C2 compiler extensions and new optimizations

The PPC port adds some minor extensions to the C2 compiler to support the PPC architecture. We also implemented some new optimizations.

ImplicitNullChecks on operating systems where the zero page is not read protected.

The C2 compiler uses load or store operations with sufficiently small offsets to do null checks. It risks that the protected page at address zero is hit, and returns via the signal handler to handle the Java NullPointerException. The code assumes that the zero page is read and write protected. Alternatively, the optimization can be switched off altogether. ImplicitNullChecks are a very profitable optimizations On Aix, the zero page is only write protected, thus ImplicitNullChecks as described above can not be used. We extended the optimization to work on Aix.

We introduce a property zero_page_read_protected in the os layer. This is set to false on Aix, to true on others. The ImplicitNullCheck optimization only considers Stores as operations to check for NULL if this property is set.

With compressed oops, a special protected page is placed before the heap so that a decoded NULL points into this page and an access traps. The protection of this page is independent of the protection of the zero page. Our fix considers this so that for heap-based compressed oops also Loads are considered as null check operations.
http://hg.openjdk.java.net/ppc-aix-port/jdk8/hotspot/rev/2c8a195051eb

Trap based null and range checks

PPC offers an instruction that does a compare-and-trap. I.e., it throws a SIGTRAP if the comparison failed. This instruction is very cheap if the comparison is true.

We use this instruction to do NullChecks where ImplicitNullChecks are not applicable. Especially on Aix, where the zero page is not read protected, these are many. Further we do range checks with this instruction.

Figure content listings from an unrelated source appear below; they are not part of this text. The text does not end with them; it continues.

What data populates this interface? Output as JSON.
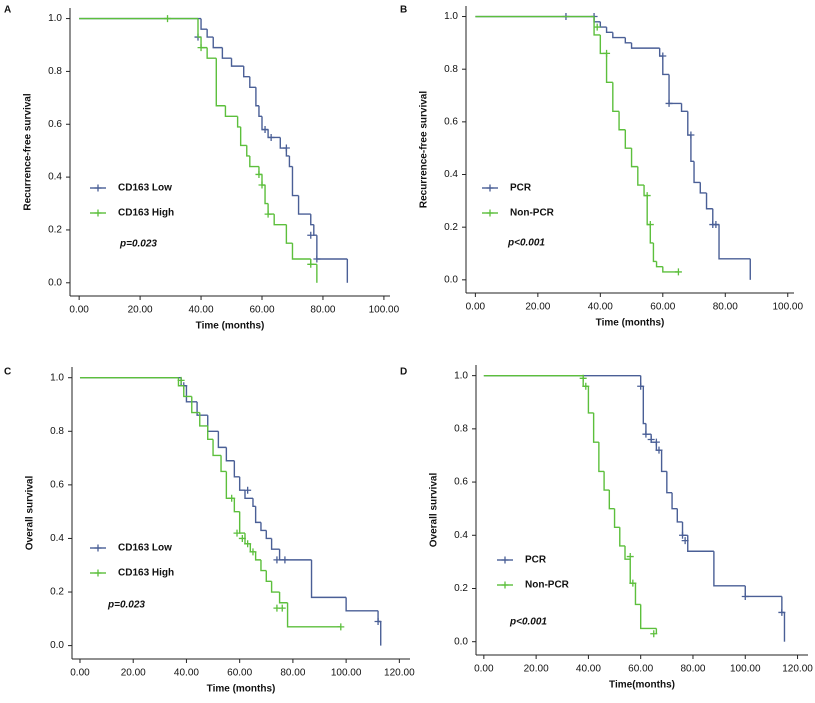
{
  "chart_data": [
    {
      "type": "km",
      "panel_label": "A",
      "y_label": "Recurrence-free survival",
      "x_label": "Time (months)",
      "annotation": "p=0.023",
      "xlim": [
        -3,
        102
      ],
      "ylim": [
        -0.05,
        1.04
      ],
      "xticks": [
        {
          "value": 0,
          "label": "0.00"
        },
        {
          "value": 20,
          "label": "20.00"
        },
        {
          "value": 40,
          "label": "40.00"
        },
        {
          "value": 60,
          "label": "60.00"
        },
        {
          "value": 80,
          "label": "80.00"
        },
        {
          "value": 100,
          "label": "100.00"
        }
      ],
      "yticks": [
        {
          "value": 0,
          "label": "0.0"
        },
        {
          "value": 0.2,
          "label": "0.2"
        },
        {
          "value": 0.4,
          "label": "0.4"
        },
        {
          "value": 0.6,
          "label": "0.6"
        },
        {
          "value": 0.8,
          "label": "0.8"
        },
        {
          "value": 1,
          "label": "1.0"
        }
      ],
      "series": [
        {
          "name": "CD163  Low",
          "color": "#4a5f96",
          "x": [
            0,
            40,
            42,
            44,
            47,
            50,
            54,
            56,
            58,
            59,
            60,
            62,
            66,
            68,
            69,
            70,
            72,
            76,
            77,
            78,
            88
          ],
          "values": [
            1,
            0.96,
            0.93,
            0.89,
            0.85,
            0.82,
            0.78,
            0.74,
            0.67,
            0.63,
            0.58,
            0.55,
            0.51,
            0.48,
            0.44,
            0.33,
            0.26,
            0.22,
            0.18,
            0.09,
            0
          ],
          "censored": {
            "x": [
              39,
              61,
              63,
              68,
              76,
              78
            ],
            "values": [
              0.93,
              0.58,
              0.55,
              0.51,
              0.18,
              0.09
            ]
          }
        },
        {
          "name": "CD163  High",
          "color": "#5cbf3c",
          "x": [
            0,
            39,
            40,
            42,
            45,
            48,
            52,
            53,
            55,
            56,
            59,
            60,
            61,
            62,
            64,
            68,
            70,
            76,
            78
          ],
          "values": [
            1,
            0.93,
            0.89,
            0.85,
            0.67,
            0.63,
            0.59,
            0.52,
            0.48,
            0.44,
            0.41,
            0.37,
            0.3,
            0.26,
            0.22,
            0.15,
            0.09,
            0.07,
            0
          ],
          "censored": {
            "x": [
              29,
              40,
              59,
              60,
              62,
              76
            ],
            "values": [
              1,
              0.89,
              0.41,
              0.37,
              0.26,
              0.07
            ]
          }
        }
      ]
    },
    {
      "type": "km",
      "panel_label": "B",
      "y_label": "Recurrence-free survival",
      "x_label": "Time (months)",
      "annotation": "p<0.001",
      "xlim": [
        -3,
        102
      ],
      "ylim": [
        -0.05,
        1.04
      ],
      "xticks": [
        {
          "value": 0,
          "label": "0.00"
        },
        {
          "value": 20,
          "label": "20.00"
        },
        {
          "value": 40,
          "label": "40.00"
        },
        {
          "value": 60,
          "label": "60.00"
        },
        {
          "value": 80,
          "label": "80.00"
        },
        {
          "value": 100,
          "label": "100.00"
        }
      ],
      "yticks": [
        {
          "value": 0,
          "label": "0.0"
        },
        {
          "value": 0.2,
          "label": "0.2"
        },
        {
          "value": 0.4,
          "label": "0.4"
        },
        {
          "value": 0.6,
          "label": "0.6"
        },
        {
          "value": 0.8,
          "label": "0.8"
        },
        {
          "value": 1,
          "label": "1.0"
        }
      ],
      "series": [
        {
          "name": "PCR",
          "color": "#4a5f96",
          "x": [
            0,
            38,
            40,
            42,
            44,
            48,
            50,
            59,
            60,
            62,
            66,
            68,
            69,
            70,
            72,
            74,
            76,
            78,
            88
          ],
          "values": [
            1,
            0.98,
            0.96,
            0.94,
            0.92,
            0.9,
            0.88,
            0.85,
            0.78,
            0.67,
            0.64,
            0.55,
            0.45,
            0.37,
            0.33,
            0.27,
            0.21,
            0.08,
            0
          ],
          "censored": {
            "x": [
              29,
              38,
              60,
              62,
              69,
              76,
              77
            ],
            "values": [
              1,
              1,
              0.85,
              0.67,
              0.55,
              0.21,
              0.21
            ]
          }
        },
        {
          "name": "Non-PCR",
          "color": "#5cbf3c",
          "x": [
            0,
            38,
            40,
            42,
            44,
            46,
            48,
            50,
            52,
            54,
            55,
            56,
            57,
            58,
            60,
            65
          ],
          "values": [
            1,
            0.93,
            0.86,
            0.75,
            0.64,
            0.57,
            0.5,
            0.43,
            0.36,
            0.32,
            0.21,
            0.14,
            0.07,
            0.05,
            0.03,
            0.03
          ],
          "censored": {
            "x": [
              39,
              42,
              55,
              56,
              65
            ],
            "values": [
              0.96,
              0.86,
              0.32,
              0.21,
              0.03
            ]
          }
        }
      ]
    },
    {
      "type": "km",
      "panel_label": "C",
      "y_label": "Overall survival",
      "x_label": "Time (months)",
      "annotation": "p=0.023",
      "xlim": [
        -3,
        124
      ],
      "ylim": [
        -0.05,
        1.04
      ],
      "xticks": [
        {
          "value": 0,
          "label": "0.00"
        },
        {
          "value": 20,
          "label": "20.00"
        },
        {
          "value": 40,
          "label": "40.00"
        },
        {
          "value": 60,
          "label": "60.00"
        },
        {
          "value": 80,
          "label": "80.00"
        },
        {
          "value": 100,
          "label": "100.00"
        },
        {
          "value": 120,
          "label": "120.00"
        }
      ],
      "yticks": [
        {
          "value": 0,
          "label": "0.0"
        },
        {
          "value": 0.2,
          "label": "0.2"
        },
        {
          "value": 0.4,
          "label": "0.4"
        },
        {
          "value": 0.6,
          "label": "0.6"
        },
        {
          "value": 0.8,
          "label": "0.8"
        },
        {
          "value": 1,
          "label": "1.0"
        }
      ],
      "series": [
        {
          "name": "CD163 Low",
          "color": "#4a5f96",
          "x": [
            0,
            38,
            40,
            44,
            48,
            52,
            55,
            58,
            60,
            62,
            65,
            66,
            68,
            70,
            72,
            75,
            87,
            100,
            112,
            113
          ],
          "values": [
            1,
            0.97,
            0.91,
            0.86,
            0.8,
            0.74,
            0.69,
            0.63,
            0.58,
            0.55,
            0.52,
            0.46,
            0.43,
            0.4,
            0.36,
            0.32,
            0.18,
            0.13,
            0.09,
            0
          ],
          "censored": {
            "x": [
              39,
              63,
              74,
              77,
              112
            ],
            "values": [
              0.97,
              0.58,
              0.32,
              0.32,
              0.09
            ]
          }
        },
        {
          "name": "CD163 High",
          "color": "#5cbf3c",
          "x": [
            0,
            37,
            39,
            42,
            45,
            48,
            50,
            53,
            55,
            58,
            60,
            62,
            64,
            66,
            68,
            70,
            72,
            75,
            78,
            98
          ],
          "values": [
            1,
            0.97,
            0.93,
            0.87,
            0.82,
            0.77,
            0.71,
            0.65,
            0.55,
            0.5,
            0.42,
            0.38,
            0.35,
            0.32,
            0.28,
            0.24,
            0.2,
            0.16,
            0.07,
            0.07
          ],
          "censored": {
            "x": [
              38,
              57,
              59,
              61,
              63,
              65,
              74,
              76,
              98
            ],
            "values": [
              0.99,
              0.55,
              0.42,
              0.4,
              0.38,
              0.35,
              0.14,
              0.14,
              0.07
            ]
          }
        }
      ]
    },
    {
      "type": "km",
      "panel_label": "D",
      "y_label": "Overall survival",
      "x_label": "Time(months)",
      "annotation": "p<0.001",
      "xlim": [
        -3,
        124
      ],
      "ylim": [
        -0.05,
        1.04
      ],
      "xticks": [
        {
          "value": 0,
          "label": "0.00"
        },
        {
          "value": 20,
          "label": "20.00"
        },
        {
          "value": 40,
          "label": "40.00"
        },
        {
          "value": 60,
          "label": "60.00"
        },
        {
          "value": 80,
          "label": "80.00"
        },
        {
          "value": 100,
          "label": "100.00"
        },
        {
          "value": 120,
          "label": "120.00"
        }
      ],
      "yticks": [
        {
          "value": 0,
          "label": "0.0"
        },
        {
          "value": 0.2,
          "label": "0.2"
        },
        {
          "value": 0.4,
          "label": "0.4"
        },
        {
          "value": 0.6,
          "label": "0.6"
        },
        {
          "value": 0.8,
          "label": "0.8"
        },
        {
          "value": 1,
          "label": "1.0"
        }
      ],
      "series": [
        {
          "name": "PCR",
          "color": "#4a5f96",
          "x": [
            0,
            60,
            61,
            62,
            64,
            66,
            68,
            70,
            72,
            74,
            76,
            78,
            88,
            100,
            114,
            115
          ],
          "values": [
            1,
            0.96,
            0.82,
            0.78,
            0.75,
            0.72,
            0.64,
            0.56,
            0.5,
            0.45,
            0.4,
            0.34,
            0.21,
            0.17,
            0.11,
            0
          ],
          "censored": {
            "x": [
              60,
              62,
              64,
              66,
              67,
              76,
              77,
              100,
              114
            ],
            "values": [
              0.96,
              0.78,
              0.76,
              0.75,
              0.72,
              0.4,
              0.38,
              0.17,
              0.11
            ]
          }
        },
        {
          "name": "Non-PCR",
          "color": "#5cbf3c",
          "x": [
            0,
            38,
            40,
            42,
            44,
            46,
            48,
            50,
            52,
            54,
            56,
            58,
            60,
            66
          ],
          "values": [
            1,
            0.96,
            0.86,
            0.75,
            0.64,
            0.57,
            0.5,
            0.43,
            0.36,
            0.31,
            0.22,
            0.14,
            0.05,
            0.03
          ],
          "censored": {
            "x": [
              38,
              39,
              56,
              57,
              65
            ],
            "values": [
              0.99,
              0.96,
              0.32,
              0.22,
              0.03
            ]
          }
        }
      ]
    }
  ]
}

We introduce these instructions during matching if the probability of the branch to be taken is very low. Unfortunately this requires changing shared code, as the block layout algorithm and construction of the ... are not aware of these nodes.

We introduce two new flags TrapBasedNullChecks and TrapBasedRangeChecks and a function Node::is_TrapBasedCheckNode(). We adapt FillExceptionTables() and PhaseCFG::fixup_flow() to handle these nodes. In fixup_flow() we take care that the case that traps is the taken branch.
http://hg.openjdk.java.net/ppc-aix-port/jdk8/hotspot/rev/f9ce6652d9c2

This change also requires that the linux os implementation supports SIGTRAP which is introduced here:
http://hg.openjdk.java.net/ppc-aix-port/jdk8/hotspot/rev/5792f69f1881

Adlc: Fields in MachNodes.

We extend adl by a specification of fields and adlc to generate these.

If an instruct specification contains a line ins_<name>(<val>), adlc generates a function ins_<name>() returning the constant <val>.

We extended adlc to generate a field in the node if the declaration is ins_field_<name>(<type>). The field declaration is <type> _<name>;
http://hg.openjdk.java.net/ppc-aix-port/jdk8/hotspot/rev/d1dfaa602f1a

Adlc: Specify which nodes to rematerialize.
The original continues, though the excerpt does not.